Genel Meclis’imiz, işçi ve mekçilerin krizle birlikte dahada yoğun biçimde karşı karşıya kaldıkları saldırılara karşı “birliğini kur, fabrikanı terk etme krizin faturasını patronlar ödesin! İşgal grev direniş!” tutumunu örgütleme eğilimini belirlemiştir.
– Tüketim ürünlerinden, sağlık harcamalarına kadar neredeyse hergün gelen zamlarla hayat pahalılığı karşısında işçi ücretlerinin alım gücü düşmeye devam etmektedir. Asgari ücretle ortaya konan zam oyunuyla da ücretler erimiştir. Ücret konusunda “İnsanca yaşamaya yeten vergiden muaf ücret” şiarının yükseltilmesine devam edilecektir. Ayrıca “İşçi ücretleri artsın, işten çıkarma yasaklansın!” talebiyle imza kampanyası yürütülecektir.
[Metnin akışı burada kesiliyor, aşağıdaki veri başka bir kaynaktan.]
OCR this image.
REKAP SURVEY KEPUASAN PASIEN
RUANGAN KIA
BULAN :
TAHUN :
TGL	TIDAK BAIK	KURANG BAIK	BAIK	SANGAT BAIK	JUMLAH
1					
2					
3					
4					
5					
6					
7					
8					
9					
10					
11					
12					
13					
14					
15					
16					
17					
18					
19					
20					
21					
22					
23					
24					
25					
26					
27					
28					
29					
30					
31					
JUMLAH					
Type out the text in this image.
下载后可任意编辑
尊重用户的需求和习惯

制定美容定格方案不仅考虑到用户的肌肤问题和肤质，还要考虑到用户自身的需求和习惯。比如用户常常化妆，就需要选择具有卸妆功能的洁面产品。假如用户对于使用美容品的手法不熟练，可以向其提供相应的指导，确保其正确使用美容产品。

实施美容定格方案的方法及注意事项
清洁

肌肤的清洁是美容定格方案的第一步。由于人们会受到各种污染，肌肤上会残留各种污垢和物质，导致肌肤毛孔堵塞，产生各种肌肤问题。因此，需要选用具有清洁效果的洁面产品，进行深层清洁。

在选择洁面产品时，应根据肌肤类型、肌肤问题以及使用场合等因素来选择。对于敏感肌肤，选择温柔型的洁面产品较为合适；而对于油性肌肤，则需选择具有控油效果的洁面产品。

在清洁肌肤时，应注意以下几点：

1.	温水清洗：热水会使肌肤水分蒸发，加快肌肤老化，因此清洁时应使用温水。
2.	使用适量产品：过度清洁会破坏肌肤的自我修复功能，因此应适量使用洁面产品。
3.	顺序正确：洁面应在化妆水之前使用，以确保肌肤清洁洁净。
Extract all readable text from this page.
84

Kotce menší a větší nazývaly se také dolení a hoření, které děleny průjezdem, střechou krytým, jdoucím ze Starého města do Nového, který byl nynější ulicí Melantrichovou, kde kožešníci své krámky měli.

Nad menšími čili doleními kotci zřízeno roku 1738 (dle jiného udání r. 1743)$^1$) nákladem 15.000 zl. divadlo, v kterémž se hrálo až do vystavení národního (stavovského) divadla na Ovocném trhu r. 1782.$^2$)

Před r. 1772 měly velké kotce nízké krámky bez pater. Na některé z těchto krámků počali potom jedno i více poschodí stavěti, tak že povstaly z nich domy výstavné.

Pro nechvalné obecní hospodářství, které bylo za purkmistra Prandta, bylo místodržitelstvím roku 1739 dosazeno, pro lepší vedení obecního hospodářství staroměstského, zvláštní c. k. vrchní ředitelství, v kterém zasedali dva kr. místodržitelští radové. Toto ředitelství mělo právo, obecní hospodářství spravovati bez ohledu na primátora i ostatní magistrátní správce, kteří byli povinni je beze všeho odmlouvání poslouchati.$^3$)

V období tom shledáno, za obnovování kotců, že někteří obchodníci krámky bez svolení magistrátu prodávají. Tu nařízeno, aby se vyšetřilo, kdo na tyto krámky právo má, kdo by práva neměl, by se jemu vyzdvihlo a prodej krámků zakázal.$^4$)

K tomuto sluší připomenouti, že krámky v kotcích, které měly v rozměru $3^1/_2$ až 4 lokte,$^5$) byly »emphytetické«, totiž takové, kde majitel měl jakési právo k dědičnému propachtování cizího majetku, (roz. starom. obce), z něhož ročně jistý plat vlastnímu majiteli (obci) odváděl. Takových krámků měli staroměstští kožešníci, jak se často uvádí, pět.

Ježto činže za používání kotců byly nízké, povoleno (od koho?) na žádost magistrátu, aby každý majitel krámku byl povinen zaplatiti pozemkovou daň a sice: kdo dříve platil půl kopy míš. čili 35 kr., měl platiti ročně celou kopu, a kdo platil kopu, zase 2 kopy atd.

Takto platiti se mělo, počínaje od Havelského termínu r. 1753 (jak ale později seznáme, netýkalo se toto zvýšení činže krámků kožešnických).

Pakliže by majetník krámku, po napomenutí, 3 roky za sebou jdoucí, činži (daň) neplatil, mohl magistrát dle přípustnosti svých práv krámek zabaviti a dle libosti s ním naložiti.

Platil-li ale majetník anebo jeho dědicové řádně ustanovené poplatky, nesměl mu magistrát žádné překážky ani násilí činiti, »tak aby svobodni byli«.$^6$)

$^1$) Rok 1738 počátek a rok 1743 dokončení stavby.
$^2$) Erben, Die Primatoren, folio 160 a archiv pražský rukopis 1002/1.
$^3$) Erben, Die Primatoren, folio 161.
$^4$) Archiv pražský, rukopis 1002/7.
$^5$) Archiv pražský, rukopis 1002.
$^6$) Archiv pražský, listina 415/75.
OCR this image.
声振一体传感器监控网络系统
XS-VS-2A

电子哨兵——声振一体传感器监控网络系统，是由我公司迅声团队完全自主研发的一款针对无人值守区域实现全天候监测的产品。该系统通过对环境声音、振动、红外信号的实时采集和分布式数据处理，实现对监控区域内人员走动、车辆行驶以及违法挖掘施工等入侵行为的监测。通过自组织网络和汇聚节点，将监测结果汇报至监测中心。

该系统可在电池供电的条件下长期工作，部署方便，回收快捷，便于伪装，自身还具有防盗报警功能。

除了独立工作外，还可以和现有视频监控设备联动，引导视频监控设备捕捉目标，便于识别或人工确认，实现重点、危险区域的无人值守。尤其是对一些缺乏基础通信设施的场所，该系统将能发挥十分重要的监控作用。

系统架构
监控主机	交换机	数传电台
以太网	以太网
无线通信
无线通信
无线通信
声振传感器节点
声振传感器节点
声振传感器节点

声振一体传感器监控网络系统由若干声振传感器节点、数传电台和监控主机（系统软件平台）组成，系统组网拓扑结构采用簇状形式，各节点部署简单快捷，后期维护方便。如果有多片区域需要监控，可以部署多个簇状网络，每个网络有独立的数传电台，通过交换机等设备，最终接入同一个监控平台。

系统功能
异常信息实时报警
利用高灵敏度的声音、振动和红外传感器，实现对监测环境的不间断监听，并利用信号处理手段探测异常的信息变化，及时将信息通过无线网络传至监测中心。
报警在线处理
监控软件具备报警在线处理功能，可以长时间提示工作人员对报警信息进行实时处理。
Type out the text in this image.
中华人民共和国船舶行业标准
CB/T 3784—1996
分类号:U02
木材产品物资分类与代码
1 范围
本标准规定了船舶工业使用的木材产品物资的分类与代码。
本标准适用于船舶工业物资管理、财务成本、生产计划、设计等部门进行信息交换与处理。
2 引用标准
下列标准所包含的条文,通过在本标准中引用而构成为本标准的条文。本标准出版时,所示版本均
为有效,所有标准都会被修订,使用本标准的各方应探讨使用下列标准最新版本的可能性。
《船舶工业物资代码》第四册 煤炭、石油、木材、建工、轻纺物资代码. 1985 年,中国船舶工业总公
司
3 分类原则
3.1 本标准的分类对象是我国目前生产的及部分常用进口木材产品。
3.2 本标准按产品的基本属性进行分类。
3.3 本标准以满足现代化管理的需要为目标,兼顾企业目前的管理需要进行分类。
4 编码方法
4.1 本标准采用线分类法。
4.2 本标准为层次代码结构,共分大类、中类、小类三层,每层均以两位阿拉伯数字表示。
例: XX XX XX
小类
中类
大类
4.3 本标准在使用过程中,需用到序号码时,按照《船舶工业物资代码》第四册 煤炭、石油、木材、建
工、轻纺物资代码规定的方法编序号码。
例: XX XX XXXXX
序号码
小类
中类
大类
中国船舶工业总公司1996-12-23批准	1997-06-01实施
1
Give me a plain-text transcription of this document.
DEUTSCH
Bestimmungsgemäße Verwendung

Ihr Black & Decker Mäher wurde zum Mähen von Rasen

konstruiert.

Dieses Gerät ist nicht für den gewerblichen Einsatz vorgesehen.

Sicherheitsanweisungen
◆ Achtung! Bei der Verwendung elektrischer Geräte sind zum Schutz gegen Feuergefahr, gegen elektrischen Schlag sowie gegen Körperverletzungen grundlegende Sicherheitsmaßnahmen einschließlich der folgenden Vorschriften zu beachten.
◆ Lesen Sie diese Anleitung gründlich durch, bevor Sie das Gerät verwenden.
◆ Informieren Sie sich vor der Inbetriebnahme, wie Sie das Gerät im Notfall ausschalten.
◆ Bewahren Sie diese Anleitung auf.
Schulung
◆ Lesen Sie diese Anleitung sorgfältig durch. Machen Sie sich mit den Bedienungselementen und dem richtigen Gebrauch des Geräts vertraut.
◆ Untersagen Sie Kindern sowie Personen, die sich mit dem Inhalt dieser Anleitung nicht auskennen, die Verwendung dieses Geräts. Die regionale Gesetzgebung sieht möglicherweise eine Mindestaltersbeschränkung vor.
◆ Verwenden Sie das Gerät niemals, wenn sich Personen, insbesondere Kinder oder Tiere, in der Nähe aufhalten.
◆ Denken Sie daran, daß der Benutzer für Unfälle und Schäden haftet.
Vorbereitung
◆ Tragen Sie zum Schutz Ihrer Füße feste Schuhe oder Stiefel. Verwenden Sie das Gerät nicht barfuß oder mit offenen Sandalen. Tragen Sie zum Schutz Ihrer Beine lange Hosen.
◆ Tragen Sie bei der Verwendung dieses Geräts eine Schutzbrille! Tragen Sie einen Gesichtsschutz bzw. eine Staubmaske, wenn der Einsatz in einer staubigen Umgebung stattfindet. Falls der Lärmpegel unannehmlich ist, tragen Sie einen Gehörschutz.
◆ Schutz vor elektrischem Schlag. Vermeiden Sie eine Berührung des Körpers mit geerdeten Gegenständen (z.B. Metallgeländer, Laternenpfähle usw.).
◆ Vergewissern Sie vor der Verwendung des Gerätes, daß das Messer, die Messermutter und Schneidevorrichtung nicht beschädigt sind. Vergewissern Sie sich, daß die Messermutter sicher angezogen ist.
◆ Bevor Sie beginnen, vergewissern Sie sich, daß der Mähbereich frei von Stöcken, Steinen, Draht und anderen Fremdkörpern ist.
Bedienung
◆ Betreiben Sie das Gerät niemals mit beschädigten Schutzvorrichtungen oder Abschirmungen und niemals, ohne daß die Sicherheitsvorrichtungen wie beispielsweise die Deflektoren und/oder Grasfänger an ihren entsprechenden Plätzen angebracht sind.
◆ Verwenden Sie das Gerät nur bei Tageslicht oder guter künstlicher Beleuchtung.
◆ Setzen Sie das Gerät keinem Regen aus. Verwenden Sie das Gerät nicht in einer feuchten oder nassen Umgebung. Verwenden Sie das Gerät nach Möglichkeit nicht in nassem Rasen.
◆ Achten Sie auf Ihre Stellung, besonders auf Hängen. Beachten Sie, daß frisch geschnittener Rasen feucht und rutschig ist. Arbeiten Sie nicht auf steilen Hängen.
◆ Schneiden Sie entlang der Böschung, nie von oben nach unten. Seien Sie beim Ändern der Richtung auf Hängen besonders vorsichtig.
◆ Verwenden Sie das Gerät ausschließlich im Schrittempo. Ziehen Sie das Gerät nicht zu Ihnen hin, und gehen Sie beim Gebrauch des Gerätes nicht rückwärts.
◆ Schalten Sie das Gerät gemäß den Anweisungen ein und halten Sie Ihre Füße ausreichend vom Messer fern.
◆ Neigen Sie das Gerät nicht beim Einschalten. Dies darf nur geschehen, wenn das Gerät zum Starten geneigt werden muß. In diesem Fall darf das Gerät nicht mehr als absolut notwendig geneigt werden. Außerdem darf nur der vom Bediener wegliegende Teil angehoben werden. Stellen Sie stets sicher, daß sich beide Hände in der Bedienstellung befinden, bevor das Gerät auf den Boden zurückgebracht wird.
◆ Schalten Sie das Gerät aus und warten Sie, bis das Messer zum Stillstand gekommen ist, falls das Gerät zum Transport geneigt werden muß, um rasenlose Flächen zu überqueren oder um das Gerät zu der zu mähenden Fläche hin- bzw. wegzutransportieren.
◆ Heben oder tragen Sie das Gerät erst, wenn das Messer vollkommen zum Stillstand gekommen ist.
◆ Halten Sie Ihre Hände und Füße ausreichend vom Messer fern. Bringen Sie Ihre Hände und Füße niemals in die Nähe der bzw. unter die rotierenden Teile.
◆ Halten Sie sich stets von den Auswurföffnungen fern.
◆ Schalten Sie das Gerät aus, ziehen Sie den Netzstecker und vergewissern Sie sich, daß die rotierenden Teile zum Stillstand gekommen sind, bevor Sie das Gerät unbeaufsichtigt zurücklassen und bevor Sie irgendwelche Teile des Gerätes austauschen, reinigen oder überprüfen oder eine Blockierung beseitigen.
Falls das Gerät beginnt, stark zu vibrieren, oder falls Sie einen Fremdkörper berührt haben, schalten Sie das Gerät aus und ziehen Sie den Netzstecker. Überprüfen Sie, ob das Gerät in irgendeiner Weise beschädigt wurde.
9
– Genel Meclis’imiz 8 Mart ve 1 Mayıs’ı tarihsel anlamı ve devrimci içeriğine uygun olarak gündemleştirmeyi ve örgütlenmesini temsilciliklerimizin önüne görev olarak koymuştur.
– Kadın işçilerin yoğun çalıştığı tekstil iş kolunda, kadın işçilerin örgütlenmesini güçlendirmek ve mücadeleye katılmalarını sağlamak için kadın büroları, komisyonlar vb oluşturulması gündeme alınmıştır. Kreş hakkı, 8 Mart Dünya Emekçi Kadınlar Günü’nün ücretli izin olması ve regl izni taleplerinin işlenmesi kararlaştırılmıştır.
– Sendikamızın iki ayda bir baskısı gerçekleştirilen bülteni temel bir tartışma konusu yapılmıştır. Niteliği, işlevi ve kullanımı ele alınarak, bültenin daha güçlü çıkarılması ve bir örgütlenme aracı haline gelmesi için yapılması gerkenler saptanmıştır. Belirlenen görevlerin gerektiği gibi yerine getirilmesi temsilciliklerimizin önüne görev olarak konulmuştur.
-Genel Meclisi’miz sendikamızın çalışmasının daha geniş bir alana yayılması için hedefli, sistemli ve ısrarlı olmanın önemine dikkat çekmiştir. Kalıcı mevzilere yerleşmenin iş kolunda temel yer tutan fabrikalarla kurulacak bağlarla oluşacağının üzerinde durmuştur.
Genel Meclisi’miz ayrıca aşağıdaki belirlemeleri hayata geçirmeyi hedeflemektedir;
- Greif İşgali’nin 3. sendikamızın 2. yıldönümü vesilesiyle Şubat ayı içerisinde tekstil işçilerinin sorunlarını ve mücadele yol, yöntemini tartışan tekstil işçilerinin birliği ve mücadelesinin büyütülmesini gündeme alan sempozyum, toplantı vb.gerçekleştirmek,
- 21 Mart Newroz Bayramı’nı isyan ve direniş ruhuna uygun işlemek,
- Üyelerimize yönelik düzenli ve sistemli eğitimlerle çalışmaları yapmak
- Sendikamızın örgütlenme ve mücadele ilkeleri temelinde tanıtım ve eğitim görselleri hazırlamak,
- Sosyal medya vb kitle iletişim araçlarını, çalışmamızın ihtiyaçları temelinde ele alarak yaygın olarak kullanmak.
2017 yılının ilk genel meclisini gerçekleştiren sendikamız, mücadele deneyimleri ve yeni birikimlerle yolunu yürümektedir. Baskı rejiminin koyulaştığı bir dönemde, devrimci sınıf sendikacılığı iddiası çerçevesinde mücadeleyi büyütmek için emek sarfetmekte ve mücadele azmini korumaktadır. İki yıl içerisinde yaptığı meclislere, bir yenisini daha ekleyen sendikamız tekstil işçilerinin mücadele mevzisidir. Kapitalist barbarlık düzeninin bize dayattığı güvencesiz çalışma, geleceksiz yaşama karşı tüm tekstil işçilerini bu mevziyi güçlendirmeye çağırıyoruz.